でも、大切なものを自ら捨てた俺にも、運命が巡ってきた。
半年前、あの頃からずっと大切な、君が俺を追いかけて来てくれた。
もう絶対に、離さないと決めた。

















「あなた、俺が言いたいことは一つだけだよ。この先ずっと君を世界一幸せな花嫁ひとにすると誓うよ、だから俺と結婚して欲しい」





会場中が、割れんばかりの歓声と拍手、指笛、とにかく大盛り上がりの中俺は、あなたに身体を向けた。あなたは両手で顔を覆っていて、チームメイトに背中を撫でられていた。
俺が近づいてあなたと、名前を呼ぶと俺の身体に飛び込んできた。
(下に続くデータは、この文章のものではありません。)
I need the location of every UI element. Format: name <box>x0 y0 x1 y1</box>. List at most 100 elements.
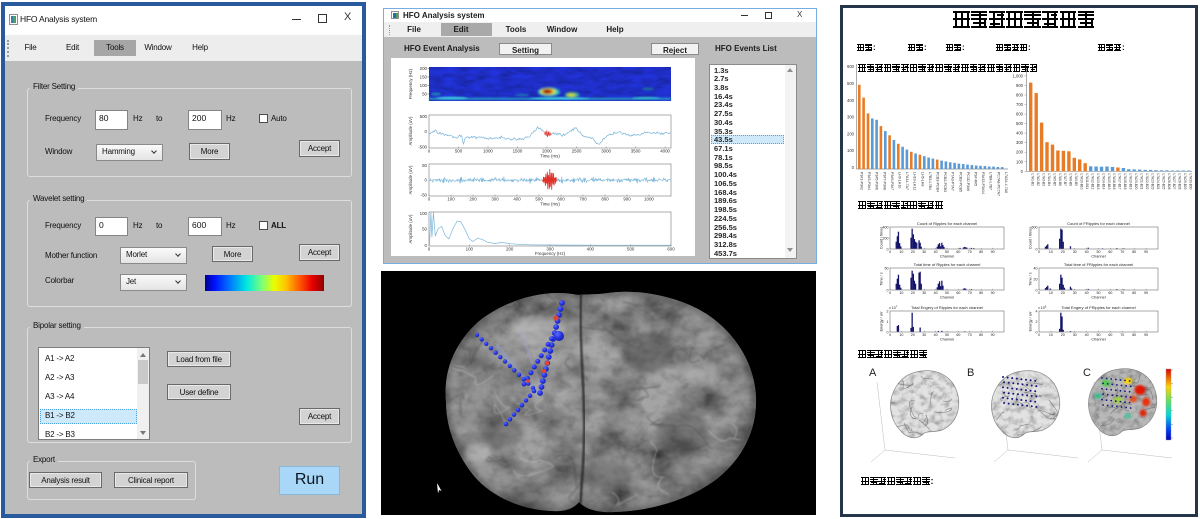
svg-text:0: 0 <box>889 291 891 295</box>
svg-text:P3#9-P3#7: P3#9-P3#7 <box>890 172 894 190</box>
svg-text:800: 800 <box>601 197 609 202</box>
svg-text:L7A28-B28: L7A28-B28 <box>1178 174 1182 190</box>
svg-text:L7A6-B6: L7A6-B6 <box>1058 174 1062 187</box>
svg-text:10: 10 <box>1049 250 1053 254</box>
svg-text:B: B <box>967 367 974 379</box>
svg-text:Channel: Channel <box>1091 255 1105 259</box>
svg-text:PCB2-PCB3: PCB2-PCB3 <box>943 172 947 192</box>
svg-text:100: 100 <box>447 197 455 202</box>
svg-text:50: 50 <box>945 291 949 295</box>
svg-text:60: 60 <box>956 333 960 337</box>
svg-text:60: 60 <box>1108 333 1112 337</box>
svg-text:Time / s: Time / s <box>880 272 884 285</box>
svg-text:Frequency (Hz): Frequency (Hz) <box>535 251 566 256</box>
svg-text:70: 70 <box>1120 250 1124 254</box>
svg-text:50: 50 <box>422 163 427 168</box>
svg-text:0: 0 <box>1038 291 1040 295</box>
svg-text:80: 80 <box>979 333 983 337</box>
svg-text:70: 70 <box>1120 333 1124 337</box>
svg-text:900: 900 <box>623 197 631 202</box>
svg-text:P3#1-P3#2: P3#1-P3#2 <box>860 172 864 190</box>
svg-text:3500: 3500 <box>631 149 641 154</box>
svg-text:C: C <box>1083 367 1091 379</box>
svg-text:L7A20-B20: L7A20-B20 <box>1134 174 1138 190</box>
svg-text:80: 80 <box>1132 333 1136 337</box>
svg-text:PC7A8-PC7A7: PC7A8-PC7A7 <box>996 172 1000 196</box>
svg-text:0: 0 <box>887 288 889 292</box>
svg-text:L7A10-B10: L7A10-B10 <box>1080 174 1084 190</box>
svg-text:Channel: Channel <box>940 296 954 300</box>
svg-text:L7A14-7A7: L7A14-7A7 <box>905 172 909 190</box>
svg-text:80: 80 <box>1132 250 1136 254</box>
svg-text:600: 600 <box>847 64 855 69</box>
svg-text:L7A2-B2: L7A2-B2 <box>1036 174 1040 187</box>
svg-text:20: 20 <box>1034 277 1038 281</box>
svg-text:1500: 1500 <box>513 149 523 154</box>
svg-text:Count / times: Count / times <box>880 227 884 249</box>
svg-text:0: 0 <box>1021 169 1024 174</box>
svg-text:700: 700 <box>1016 102 1024 107</box>
svg-text:0: 0 <box>1036 330 1038 334</box>
svg-text:10: 10 <box>1049 291 1053 295</box>
svg-text:20: 20 <box>1061 291 1065 295</box>
svg-text:L7A23-B23: L7A23-B23 <box>1150 174 1154 190</box>
svg-text:100: 100 <box>847 148 855 153</box>
svg-text:500: 500 <box>1016 121 1024 126</box>
svg-text:50: 50 <box>422 227 427 232</box>
svg-text:90: 90 <box>1144 250 1148 254</box>
svg-text:PCB3-PCB5: PCB3-PCB5 <box>958 172 962 192</box>
svg-text:80: 80 <box>979 250 983 254</box>
svg-text:30: 30 <box>922 250 926 254</box>
svg-text:2: 2 <box>887 309 889 313</box>
svg-text:LH5-LH8: LH5-LH8 <box>920 172 924 186</box>
svg-text:L7A5-B5: L7A5-B5 <box>1052 174 1056 187</box>
svg-text:Total time of FRipples for eac: Total time of FRipples for each channel <box>1064 262 1133 267</box>
svg-text:500: 500 <box>847 81 855 86</box>
svg-text:30: 30 <box>1073 250 1077 254</box>
svg-text:50: 50 <box>1097 291 1101 295</box>
svg-text:90: 90 <box>1144 333 1148 337</box>
svg-text:Total Engery of FRipples for e: Total Engery of FRipples for each channe… <box>1061 305 1135 310</box>
svg-text:2: 2 <box>1036 320 1038 324</box>
svg-text:60: 60 <box>956 250 960 254</box>
svg-text:0: 0 <box>428 247 431 252</box>
svg-text:70: 70 <box>968 250 972 254</box>
svg-text:P3#3-P3#4: P3#3-P3#4 <box>867 172 871 190</box>
svg-text:40: 40 <box>1034 266 1038 270</box>
svg-text:L7A4-B4: L7A4-B4 <box>1047 174 1051 187</box>
svg-text:500: 500 <box>420 114 428 119</box>
svg-text:L7B3-L7B4: L7B3-L7B4 <box>928 172 932 190</box>
svg-text:L7A11-B11: L7A11-B11 <box>1085 174 1089 190</box>
svg-text:x 107: x 107 <box>889 305 898 311</box>
svg-text:30: 30 <box>1073 333 1077 337</box>
svg-text:600: 600 <box>667 247 675 252</box>
svg-text:400: 400 <box>513 197 521 202</box>
svg-text:0: 0 <box>889 333 891 337</box>
svg-text:LH9-LH10: LH9-LH10 <box>898 172 902 188</box>
svg-text:L7A12-B12: L7A12-B12 <box>1091 174 1095 190</box>
svg-text:Time (ms): Time (ms) <box>540 202 560 207</box>
svg-text:50: 50 <box>885 266 889 270</box>
svg-text:70: 70 <box>1120 291 1124 295</box>
svg-text:300: 300 <box>1016 140 1024 145</box>
svg-text:200: 200 <box>1016 150 1024 155</box>
svg-text:200: 200 <box>420 66 428 71</box>
svg-text:PC1D-P3#6: PC1D-P3#6 <box>966 172 970 191</box>
svg-text:300: 300 <box>847 115 855 120</box>
svg-text:L7A9-B9: L7A9-B9 <box>1074 174 1078 187</box>
svg-text:L7A1-B1: L7A1-B1 <box>1031 174 1035 187</box>
svg-text:10: 10 <box>899 250 903 254</box>
svg-text:70: 70 <box>968 291 972 295</box>
svg-text:P3#13-P3#14: P3#13-P3#14 <box>981 172 985 194</box>
svg-text:50: 50 <box>1097 250 1101 254</box>
svg-text:L7A18-B18: L7A18-B18 <box>1123 174 1127 190</box>
svg-text:0: 0 <box>889 250 891 254</box>
svg-text:50: 50 <box>945 250 949 254</box>
svg-text:0: 0 <box>428 197 431 202</box>
svg-text:-50: -50 <box>421 193 428 198</box>
svg-text:30: 30 <box>1073 291 1077 295</box>
svg-text:L7A19-B19: L7A19-B19 <box>1129 174 1133 190</box>
svg-text:L7A15-B15: L7A15-B15 <box>1107 174 1111 190</box>
svg-text:90: 90 <box>991 333 995 337</box>
svg-text:40: 40 <box>1085 291 1089 295</box>
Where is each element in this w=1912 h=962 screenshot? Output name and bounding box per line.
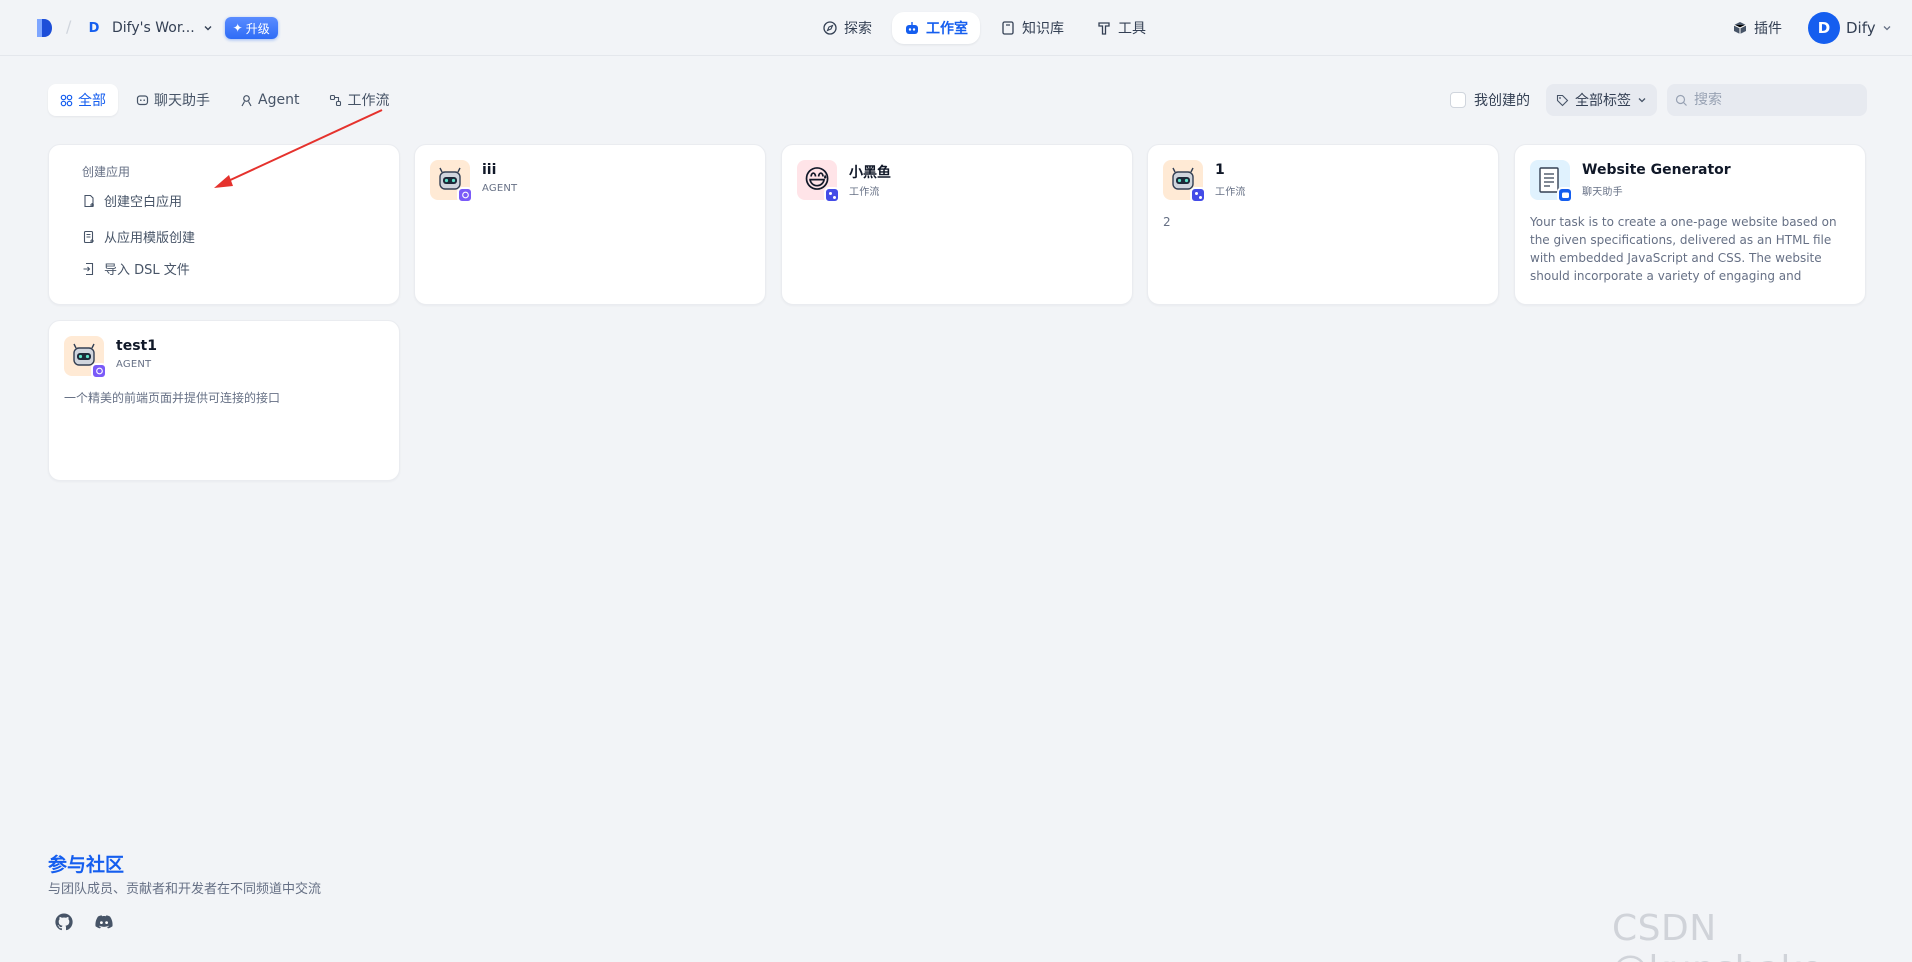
tab-workflow[interactable]: 工作流: [317, 84, 401, 116]
hammer-icon: [1098, 22, 1110, 35]
grid-icon: [60, 94, 73, 106]
upgrade-button[interactable]: ✦ 升级: [224, 17, 278, 39]
nav-studio[interactable]: 工作室: [892, 12, 980, 44]
agent-badge-icon: [91, 363, 107, 379]
plugins-button[interactable]: 插件: [1732, 14, 1782, 42]
nav-knowledge-label: 知识库: [1022, 21, 1064, 37]
app-name: 1: [1215, 162, 1225, 178]
app-card-website-generator[interactable]: Website Generator 聊天助手 Your task is to c…: [1514, 144, 1866, 305]
cube-icon: [1733, 22, 1747, 34]
tag-filter-label: 全部标签: [1575, 93, 1631, 109]
dify-logo-icon[interactable]: [34, 18, 54, 38]
tab-all[interactable]: 全部: [48, 84, 118, 116]
user-menu[interactable]: D Dify: [1808, 12, 1892, 44]
tab-chat-label: 聊天助手: [154, 93, 210, 109]
nav-studio-label: 工作室: [926, 21, 968, 37]
app-type-tabs: 全部 聊天助手 Agent 工作流: [48, 84, 401, 116]
community-title: 参与社区: [48, 854, 125, 876]
created-by-me-checkbox[interactable]: [1450, 92, 1466, 108]
create-blank-app-button[interactable]: 创建空白应用: [82, 191, 182, 210]
import-dsl-label: 导入 DSL 文件: [104, 263, 190, 278]
chevron-down-icon: [1883, 26, 1891, 31]
tab-all-label: 全部: [78, 93, 106, 109]
file-plus-icon: [84, 194, 94, 207]
breadcrumb-separator: /: [66, 17, 72, 36]
agent-badge-icon: [457, 187, 473, 203]
agent-icon: [241, 94, 252, 106]
create-from-template-button[interactable]: 从应用模版创建: [82, 227, 195, 246]
workspace-name: Dify's Wor...: [112, 20, 195, 36]
tab-chat[interactable]: 聊天助手: [124, 84, 222, 116]
workflow-icon: [330, 94, 342, 106]
nav-explore-label: 探索: [844, 21, 872, 37]
app-name: test1: [116, 338, 157, 354]
filter-bar: 我创建的 全部标签: [1450, 84, 1867, 116]
app-type: AGENT: [482, 183, 518, 194]
search-icon: [1675, 94, 1687, 106]
nav-tools[interactable]: 工具: [1084, 12, 1158, 44]
chevron-down-icon: [204, 26, 212, 31]
app-type: 工作流: [1215, 187, 1246, 198]
main-nav: 探索 工作室 知识库 工具: [810, 12, 1158, 44]
app-description: Your task is to create a one-page websit…: [1530, 215, 1837, 283]
create-app-card: 创建应用 创建空白应用 从应用模版创建 导入 DSL 文件: [48, 144, 400, 305]
nav-explore[interactable]: 探索: [810, 12, 884, 44]
discord-icon[interactable]: [94, 912, 114, 932]
app-type: AGENT: [116, 359, 152, 370]
nav-tools-label: 工具: [1118, 21, 1146, 37]
plugins-label: 插件: [1754, 21, 1782, 37]
chevron-down-icon: [1638, 98, 1646, 103]
search-box[interactable]: [1667, 84, 1867, 116]
watermark: CSDN @kunshake: [1612, 908, 1823, 962]
compass-icon: [823, 21, 837, 35]
app-name: iii: [482, 162, 497, 178]
workspace-switcher[interactable]: D Dify's Wor... ✦ 升级: [84, 14, 278, 42]
app-card-1[interactable]: 1 工作流 2: [1147, 144, 1499, 305]
template-icon: [83, 230, 94, 243]
app-name: 小黑鱼: [849, 165, 891, 181]
app-type: 聊天助手: [1582, 187, 1623, 198]
social-links: [54, 912, 114, 932]
workspace-avatar: D: [88, 20, 100, 36]
chat-badge-icon: [1557, 187, 1573, 203]
nav-knowledge[interactable]: 知识库: [988, 12, 1076, 44]
create-app-title: 创建应用: [82, 165, 131, 179]
create-from-template-label: 从应用模版创建: [104, 231, 196, 246]
tab-agent-label: Agent: [258, 92, 300, 108]
import-dsl-button[interactable]: 导入 DSL 文件: [82, 259, 190, 278]
avatar: D: [1808, 12, 1840, 44]
chat-icon: [136, 94, 149, 105]
tab-workflow-label: 工作流: [347, 93, 390, 109]
workflow-badge-icon: [1190, 187, 1206, 203]
tag-filter-dropdown[interactable]: 全部标签: [1546, 84, 1657, 116]
upgrade-label: 升级: [245, 21, 270, 36]
app-name: Website Generator: [1582, 162, 1731, 178]
book-icon: [1002, 21, 1014, 35]
created-by-me-filter[interactable]: 我创建的: [1450, 90, 1530, 110]
file-import-icon: [83, 262, 94, 275]
app-description: 2: [1163, 215, 1171, 229]
app-card-test1[interactable]: test1 AGENT 一个精美的前端页面并提供可连接的接口: [48, 320, 400, 481]
github-icon[interactable]: [54, 912, 74, 932]
app-card-xiaoheiyu[interactable]: 😅 小黑鱼 工作流: [781, 144, 1133, 305]
tab-agent[interactable]: Agent: [228, 84, 311, 116]
app-description: 一个精美的前端页面并提供可连接的接口: [64, 391, 281, 405]
user-name: Dify: [1846, 19, 1876, 37]
create-blank-app-label: 创建空白应用: [104, 195, 183, 210]
community-subtitle: 与团队成员、贡献者和开发者在不同频道中交流: [48, 882, 322, 897]
app-type: 工作流: [849, 187, 880, 198]
app-card-iii[interactable]: iii AGENT: [414, 144, 766, 305]
top-bar: / D Dify's Wor... ✦ 升级 探索 工作室 知识库 工具 插件: [0, 0, 1912, 56]
robot-icon: [906, 22, 918, 34]
created-by-me-label: 我创建的: [1474, 93, 1530, 109]
workflow-badge-icon: [824, 187, 840, 203]
sparkle-icon: ✦: [232, 21, 243, 35]
search-input[interactable]: [1694, 92, 1854, 108]
tag-icon: [1556, 94, 1569, 106]
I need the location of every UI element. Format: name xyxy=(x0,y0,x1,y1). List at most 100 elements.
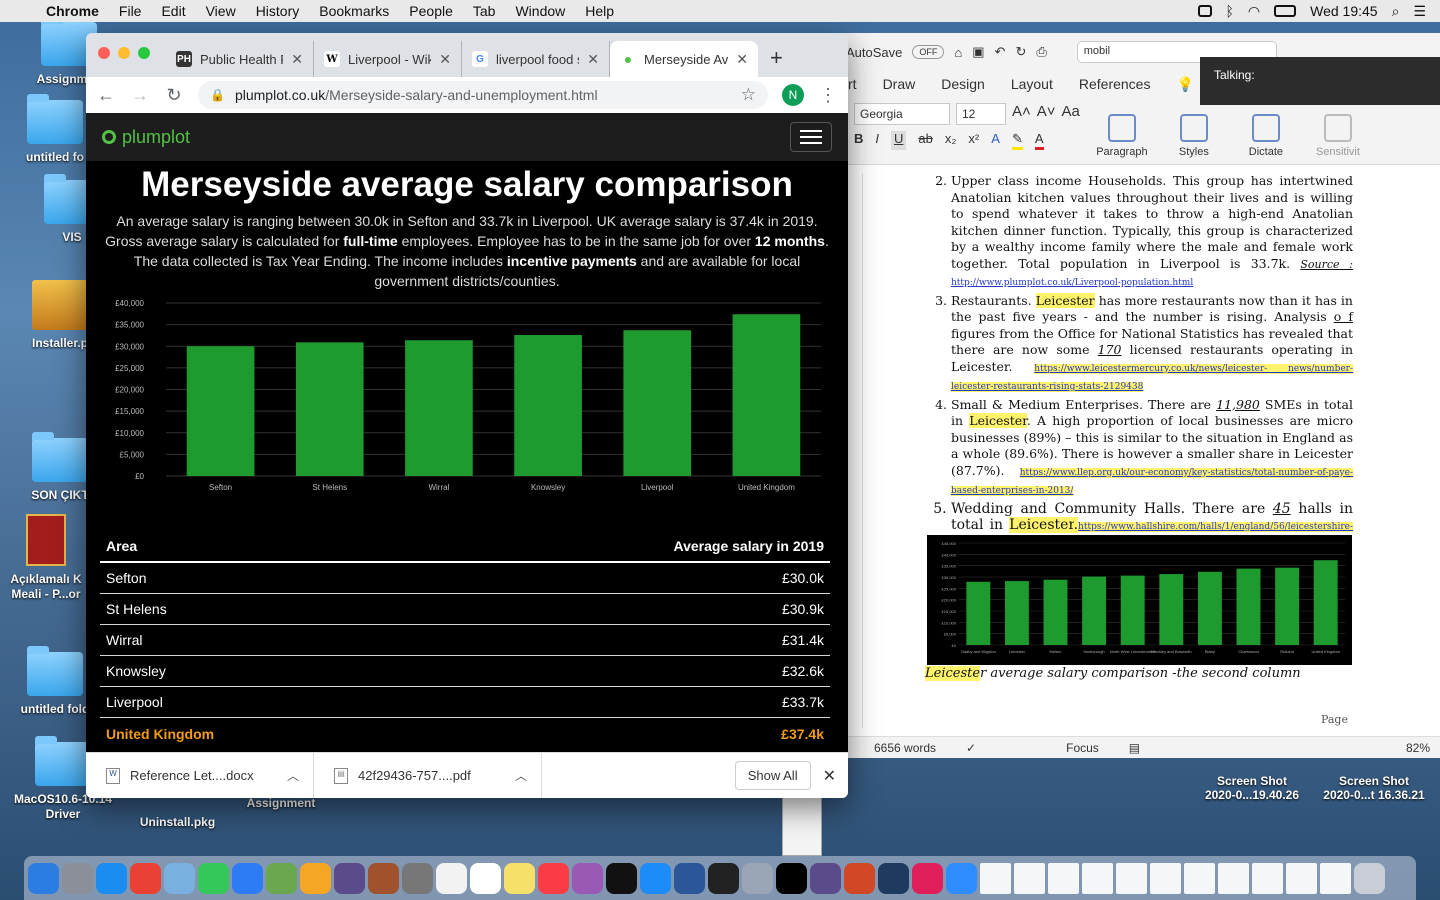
undo-icon[interactable]: ↶ xyxy=(995,44,1006,60)
minimize-window-button[interactable] xyxy=(118,47,130,59)
browser-tab[interactable]: G liverpool food s ✕ xyxy=(462,41,610,77)
menu-window[interactable]: Window xyxy=(505,3,575,19)
strikethrough-icon[interactable]: ab xyxy=(918,131,932,150)
dock-app-icon[interactable] xyxy=(28,862,59,894)
chevron-up-icon[interactable]: ︿ xyxy=(287,767,299,784)
paragraph-group[interactable]: Paragraph xyxy=(1092,103,1152,158)
dock-app-icon[interactable] xyxy=(368,862,399,894)
show-all-button[interactable]: Show All xyxy=(734,761,811,790)
profile-avatar[interactable]: N xyxy=(782,84,804,106)
dock-app-icon[interactable] xyxy=(62,862,93,894)
dock-document-thumbnail[interactable] xyxy=(1286,862,1317,894)
download-item[interactable]: W Reference Let....docx ︿ xyxy=(86,752,314,798)
menu-people[interactable]: People xyxy=(399,3,463,19)
tab-insert[interactable]: rt xyxy=(848,76,857,92)
notification-center-icon[interactable]: ☰ xyxy=(1413,3,1426,20)
dock-app-icon[interactable] xyxy=(674,862,705,894)
dock-app-icon[interactable] xyxy=(810,862,841,894)
tab-layout[interactable]: Layout xyxy=(1011,76,1053,92)
dock-app-icon[interactable] xyxy=(470,862,501,894)
dock-app-icon[interactable] xyxy=(436,862,467,894)
download-item[interactable]: ▤ 42f29436-757....pdf ︿ xyxy=(314,752,542,798)
chevron-up-icon[interactable]: ︿ xyxy=(515,767,527,784)
close-downloads-icon[interactable]: ✕ xyxy=(823,766,836,786)
more-menu-icon[interactable]: ⋮ xyxy=(818,85,838,106)
reload-icon[interactable]: ↻ xyxy=(164,85,184,106)
close-tab-icon[interactable]: ✕ xyxy=(291,51,303,68)
menu-history[interactable]: History xyxy=(246,3,310,19)
dock-app-icon[interactable] xyxy=(912,862,943,894)
subscript-icon[interactable]: x₂ xyxy=(945,131,957,150)
underline-icon[interactable]: U xyxy=(891,131,907,150)
autosave-toggle[interactable]: OFF xyxy=(912,45,945,59)
print-layout-icon[interactable]: ▤ xyxy=(1129,741,1140,755)
dock-app-icon[interactable] xyxy=(198,862,229,894)
dock-document-thumbnail[interactable] xyxy=(1320,862,1351,894)
dock-document-thumbnail[interactable] xyxy=(1014,862,1045,894)
dock-app-icon[interactable] xyxy=(640,862,671,894)
tab-references[interactable]: References xyxy=(1079,76,1151,92)
bookmark-star-icon[interactable]: ☆ xyxy=(741,85,756,105)
dock-app-icon[interactable] xyxy=(776,862,807,894)
close-tab-icon[interactable]: ✕ xyxy=(736,51,748,68)
site-logo[interactable]: plumplot xyxy=(102,127,190,148)
menu-tab[interactable]: Tab xyxy=(463,3,506,19)
close-tab-icon[interactable]: ✕ xyxy=(587,51,599,68)
back-arrow-icon[interactable]: ← xyxy=(96,85,116,106)
dock-app-icon[interactable] xyxy=(334,862,365,894)
zoom-window-button[interactable] xyxy=(138,47,150,59)
word-document-page[interactable]: Upper class income Households. This grou… xyxy=(862,173,1418,728)
focus-mode[interactable]: Focus xyxy=(1066,741,1099,755)
dock-app-icon[interactable] xyxy=(538,862,569,894)
close-window-button[interactable] xyxy=(98,47,110,59)
font-color-icon[interactable]: A xyxy=(1034,131,1044,150)
browser-tab[interactable]: W Liverpool - Wik ✕ xyxy=(314,41,462,77)
new-tab-button[interactable]: + xyxy=(758,45,795,77)
menu-bookmarks[interactable]: Bookmarks xyxy=(309,3,399,19)
italic-icon[interactable]: I xyxy=(875,131,879,150)
styles-group[interactable]: Styles xyxy=(1164,103,1224,158)
screen-record-icon[interactable] xyxy=(1197,5,1212,17)
print-icon[interactable]: ⎙ xyxy=(1036,44,1046,60)
dock-app-icon[interactable] xyxy=(946,862,977,894)
menu-file[interactable]: File xyxy=(109,3,152,19)
dock-app-icon[interactable] xyxy=(708,862,739,894)
dock-app-icon[interactable] xyxy=(164,862,195,894)
dock-document-thumbnail[interactable] xyxy=(1252,862,1283,894)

そのまま抱きしめれば、わんわんと泣き始めるあなた。より一層盛り上がる会場を無視して。

「徹くん、」
「なあに?」
「恥ずかしいよ、」
「ごめんって!」


涙を拭いて、俺を見上げるあなた(かわいい)は、俺のプロポーズの返事をするね、と言った。別に今無理しなくても良いよ、と言おうとした瞬間







「私の言いたいことも一つだけだよ。これからも徹くんの隣を歩いていくよ、おじいちゃんおばあちゃんになっても。」

なんて、可愛らしいプロポーズ返球され、今度は俺が両手で顔を覆ってしまった。